Pearson then began CPR, something she’s been teaching for years, but said she’s never been in a situation where it was needed. As she was giving chest compressions, 21-year-old Leah Brumback a classmate of Dellinger, started mouth to mouth resuscitation.
“Once she started turning blue I knew we had to get her heart pumping and get her blood moving through her body, or I knew she was not going to make it,” Brumback said.
Pearson said Dellinger kept fighting for her life, and luckily for her, first responders were right across the street from MTC’s campus.
The crew with Engine 25 was able to respond quickly and take over compressions.
Brett Biddle, the EMT who was one of the first ones to respond, said he could see the will to live Dellinger had.

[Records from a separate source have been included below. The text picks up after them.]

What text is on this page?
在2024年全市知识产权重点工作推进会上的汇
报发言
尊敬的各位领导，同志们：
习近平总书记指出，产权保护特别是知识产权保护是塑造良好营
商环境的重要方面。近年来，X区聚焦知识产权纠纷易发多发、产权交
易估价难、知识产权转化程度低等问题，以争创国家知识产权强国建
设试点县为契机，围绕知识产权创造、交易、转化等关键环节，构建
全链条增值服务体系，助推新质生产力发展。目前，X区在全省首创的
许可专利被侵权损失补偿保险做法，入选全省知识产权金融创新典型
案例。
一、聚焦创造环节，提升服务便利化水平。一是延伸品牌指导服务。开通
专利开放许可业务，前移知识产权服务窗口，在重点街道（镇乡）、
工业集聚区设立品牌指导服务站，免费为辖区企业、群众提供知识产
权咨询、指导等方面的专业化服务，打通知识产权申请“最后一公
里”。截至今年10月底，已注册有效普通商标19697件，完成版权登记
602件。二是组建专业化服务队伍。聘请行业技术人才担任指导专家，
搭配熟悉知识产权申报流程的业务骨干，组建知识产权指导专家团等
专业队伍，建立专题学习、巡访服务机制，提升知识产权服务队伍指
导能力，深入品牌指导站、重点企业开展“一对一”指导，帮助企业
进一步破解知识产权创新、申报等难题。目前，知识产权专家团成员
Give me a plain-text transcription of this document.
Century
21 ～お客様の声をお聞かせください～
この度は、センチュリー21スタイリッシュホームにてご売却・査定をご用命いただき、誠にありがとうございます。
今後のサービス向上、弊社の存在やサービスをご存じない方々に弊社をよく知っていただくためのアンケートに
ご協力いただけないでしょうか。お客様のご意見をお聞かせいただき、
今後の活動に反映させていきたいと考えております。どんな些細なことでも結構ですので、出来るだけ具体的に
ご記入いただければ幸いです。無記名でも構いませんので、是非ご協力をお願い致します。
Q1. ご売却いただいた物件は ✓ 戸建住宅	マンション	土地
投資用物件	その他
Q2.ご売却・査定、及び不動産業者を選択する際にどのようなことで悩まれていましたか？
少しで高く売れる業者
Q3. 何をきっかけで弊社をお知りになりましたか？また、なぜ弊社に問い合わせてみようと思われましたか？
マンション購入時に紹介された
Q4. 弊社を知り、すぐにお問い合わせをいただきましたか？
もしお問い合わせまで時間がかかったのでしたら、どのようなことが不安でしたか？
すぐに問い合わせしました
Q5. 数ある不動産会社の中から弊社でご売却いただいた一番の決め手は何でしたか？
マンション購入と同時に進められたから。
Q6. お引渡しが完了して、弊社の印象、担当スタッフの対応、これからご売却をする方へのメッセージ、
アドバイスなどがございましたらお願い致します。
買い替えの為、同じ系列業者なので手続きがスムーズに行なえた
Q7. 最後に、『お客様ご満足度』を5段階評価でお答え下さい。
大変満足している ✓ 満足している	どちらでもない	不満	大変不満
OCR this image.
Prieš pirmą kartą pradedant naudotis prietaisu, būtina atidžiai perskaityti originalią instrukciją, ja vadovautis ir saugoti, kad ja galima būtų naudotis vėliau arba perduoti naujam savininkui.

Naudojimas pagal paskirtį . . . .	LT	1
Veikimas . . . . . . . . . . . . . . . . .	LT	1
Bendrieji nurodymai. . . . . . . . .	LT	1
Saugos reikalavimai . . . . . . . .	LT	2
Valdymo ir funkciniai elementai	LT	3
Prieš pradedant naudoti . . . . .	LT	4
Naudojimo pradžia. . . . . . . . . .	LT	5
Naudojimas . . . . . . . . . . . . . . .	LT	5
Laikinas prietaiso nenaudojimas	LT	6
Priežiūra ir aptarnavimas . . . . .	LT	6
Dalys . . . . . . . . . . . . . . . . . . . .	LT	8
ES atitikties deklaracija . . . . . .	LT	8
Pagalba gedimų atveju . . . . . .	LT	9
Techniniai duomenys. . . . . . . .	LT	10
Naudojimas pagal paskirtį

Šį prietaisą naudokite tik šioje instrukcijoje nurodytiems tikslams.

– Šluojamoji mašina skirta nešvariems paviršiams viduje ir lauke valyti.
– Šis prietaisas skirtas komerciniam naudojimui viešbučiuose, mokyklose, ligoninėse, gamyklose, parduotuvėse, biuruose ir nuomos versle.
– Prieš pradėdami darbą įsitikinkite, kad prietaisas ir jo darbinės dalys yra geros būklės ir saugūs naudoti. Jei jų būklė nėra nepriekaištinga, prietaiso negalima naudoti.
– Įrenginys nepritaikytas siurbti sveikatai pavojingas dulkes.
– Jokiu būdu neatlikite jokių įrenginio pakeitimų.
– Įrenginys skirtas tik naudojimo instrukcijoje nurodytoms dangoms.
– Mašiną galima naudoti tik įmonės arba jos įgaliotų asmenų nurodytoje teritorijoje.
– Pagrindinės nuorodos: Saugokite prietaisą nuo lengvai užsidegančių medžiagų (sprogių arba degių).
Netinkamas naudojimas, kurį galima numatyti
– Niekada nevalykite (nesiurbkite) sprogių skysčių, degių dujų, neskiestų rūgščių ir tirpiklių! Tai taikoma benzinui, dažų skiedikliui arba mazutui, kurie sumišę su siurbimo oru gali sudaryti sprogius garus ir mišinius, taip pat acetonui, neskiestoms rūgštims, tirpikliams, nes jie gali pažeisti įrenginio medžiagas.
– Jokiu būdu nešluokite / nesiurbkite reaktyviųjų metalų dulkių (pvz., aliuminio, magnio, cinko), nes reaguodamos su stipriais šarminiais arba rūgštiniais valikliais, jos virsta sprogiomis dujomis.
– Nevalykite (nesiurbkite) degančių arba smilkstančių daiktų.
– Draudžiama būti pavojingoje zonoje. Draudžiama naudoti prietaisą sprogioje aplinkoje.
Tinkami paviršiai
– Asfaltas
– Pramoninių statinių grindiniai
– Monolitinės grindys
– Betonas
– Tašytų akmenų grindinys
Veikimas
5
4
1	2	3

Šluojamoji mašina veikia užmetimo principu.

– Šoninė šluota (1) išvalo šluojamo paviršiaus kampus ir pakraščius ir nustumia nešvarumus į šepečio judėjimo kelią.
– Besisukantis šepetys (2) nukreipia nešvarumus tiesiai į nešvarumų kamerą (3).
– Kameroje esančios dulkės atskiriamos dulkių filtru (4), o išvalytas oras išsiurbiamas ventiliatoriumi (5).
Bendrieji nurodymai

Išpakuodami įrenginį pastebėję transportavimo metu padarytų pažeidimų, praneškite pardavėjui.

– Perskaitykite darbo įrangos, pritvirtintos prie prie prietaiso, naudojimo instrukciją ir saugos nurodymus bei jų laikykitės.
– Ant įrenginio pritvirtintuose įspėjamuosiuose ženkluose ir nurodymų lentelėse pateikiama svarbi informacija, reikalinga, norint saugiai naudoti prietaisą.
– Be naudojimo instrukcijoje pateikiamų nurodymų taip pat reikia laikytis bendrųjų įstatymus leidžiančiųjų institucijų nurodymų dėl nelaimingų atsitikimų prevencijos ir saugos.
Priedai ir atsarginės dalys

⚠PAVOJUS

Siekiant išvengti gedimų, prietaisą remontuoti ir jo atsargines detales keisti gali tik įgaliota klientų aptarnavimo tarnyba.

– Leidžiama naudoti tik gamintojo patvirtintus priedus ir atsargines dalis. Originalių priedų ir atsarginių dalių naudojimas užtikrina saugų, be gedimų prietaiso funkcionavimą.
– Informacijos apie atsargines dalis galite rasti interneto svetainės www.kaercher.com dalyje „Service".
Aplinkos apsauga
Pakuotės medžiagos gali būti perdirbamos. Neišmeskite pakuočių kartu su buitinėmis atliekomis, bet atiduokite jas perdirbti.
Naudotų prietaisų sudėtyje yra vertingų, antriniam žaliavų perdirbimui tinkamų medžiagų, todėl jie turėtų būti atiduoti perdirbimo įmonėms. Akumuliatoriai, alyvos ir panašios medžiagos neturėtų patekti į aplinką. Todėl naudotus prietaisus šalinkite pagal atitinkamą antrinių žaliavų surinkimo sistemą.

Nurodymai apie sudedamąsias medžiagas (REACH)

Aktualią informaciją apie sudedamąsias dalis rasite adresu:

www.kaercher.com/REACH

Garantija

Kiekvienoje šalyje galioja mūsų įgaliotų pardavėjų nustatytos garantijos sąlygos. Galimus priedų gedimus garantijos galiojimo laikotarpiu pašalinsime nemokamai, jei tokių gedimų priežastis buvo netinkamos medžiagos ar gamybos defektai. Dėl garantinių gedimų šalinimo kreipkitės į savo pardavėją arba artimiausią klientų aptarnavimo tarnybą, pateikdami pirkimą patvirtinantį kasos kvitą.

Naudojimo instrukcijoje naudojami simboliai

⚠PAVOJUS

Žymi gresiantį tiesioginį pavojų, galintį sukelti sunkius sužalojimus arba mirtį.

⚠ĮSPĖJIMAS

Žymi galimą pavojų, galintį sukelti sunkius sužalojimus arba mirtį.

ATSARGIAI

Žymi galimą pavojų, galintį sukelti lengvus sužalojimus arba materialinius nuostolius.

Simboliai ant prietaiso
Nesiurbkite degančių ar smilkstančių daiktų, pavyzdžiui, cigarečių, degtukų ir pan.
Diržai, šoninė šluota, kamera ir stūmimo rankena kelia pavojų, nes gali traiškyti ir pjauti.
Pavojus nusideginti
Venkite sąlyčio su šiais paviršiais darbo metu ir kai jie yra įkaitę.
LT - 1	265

He said he used a defibrillator and, after working on her for more than 30 minutes, Harrisonburg Rescue Squad was able to transport Dellinger to Sentara RMH.
“[At] 2:30 a.m., I woke up in the ER with my family in the room, too bright lights and I wasn’t sure where I was,” Dellinger said.
She said she couldn’t remember anything that had happened and her doctors could not explain why she went into cardiac arrest.
Six days later, Dellinger went to pay her heroes at the Harrisonburg Fire Department and Harrisonburg Rescue Squad a visit and thank them for saving her life.
Needless to say, the crew was surprised to see her walk through their doors.
“Like I said, it is the first time I’ve been doing this for 22 years, and I’ve never had it happen before," Andrew Brunk with HFD said. "This was the first person that has done that — walked through our doors and thanked us.”
Brunk said what happened that night is a great example of why everyone should learn CPR. He said the class knew exactly what to do and played a large role in saving Dellinger’s life.
Dellinger said she feels like an angel was watching over the class that night — to have everything that was needed at the perfect place and the right time.
Dellinger is now recovering at home where she will be ready to start class back up in the spring. She said one day, she hopes she can help others just as her classmates and her heroes did for her.